John Hopkins University researchers used data from the National Longitudinal Survey of Youth, which looked at 9,000 Americans who were between the ages of 26 and 31. They reported that, of the millennial women surveyed who had given birth, 81 percent lacked a college degree. Conversely, over 36 percent of all millennial women aged 25–34 have a bachelor's degree, according to a 2013 study by the National Institute for Women's Policy Research.
So why is there such a disconnect between the number of millennial women who have degrees and the number of millennial mothers who have degrees?
Some of it may be due to the fact that more educated women delay having children. More educated women are also more likely to wait until marriage to start having kids — and most of these women are getting married later. Among the women studied, 74 percent of millennial moms without a college degree had a child when they were single.
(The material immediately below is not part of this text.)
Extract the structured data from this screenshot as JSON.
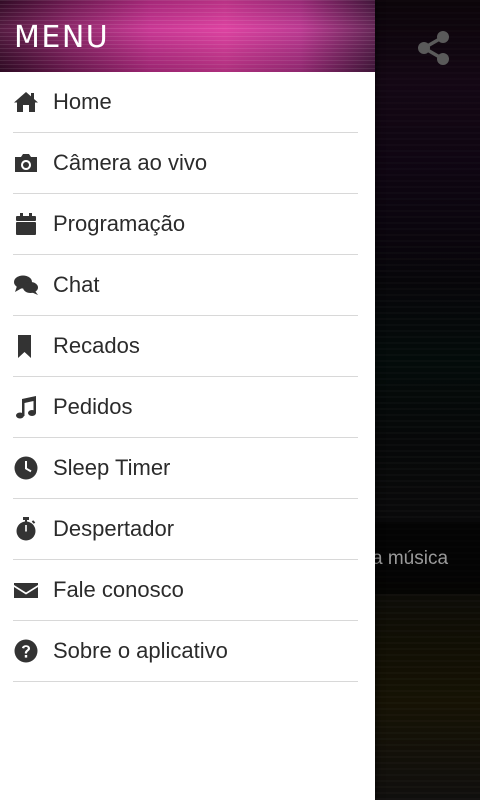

“If marriage retains its place anywhere, it would be among college graduates, because most of them do not begin to have children until after they are married.” John Cherlin, one of the authors of the John Hopkins study, wrote.
“The difference between them and the non-college-educated with regard to the percentage of births within marriage is so striking as to suggest a very different experience of early adulthood,” he added.
Some millennial women are unsure of whether they want to have kids at all. “A lot of women on the fence feel like they should be feeling a deep longing to raise a child, and the truth is they don’t,” Laura Carroll, author of The Baby Matrix said in an interview with New York Magazine.
But for at least some millennial women, this isn't true. According to the Cassandra Report, two-thirds of millennials do want children.
Having kids — especially within a marriage — just may not be as much of a priority. "Our notion of the conventional family unit is going by the wayside," said Cassandra's president Joe Kessler.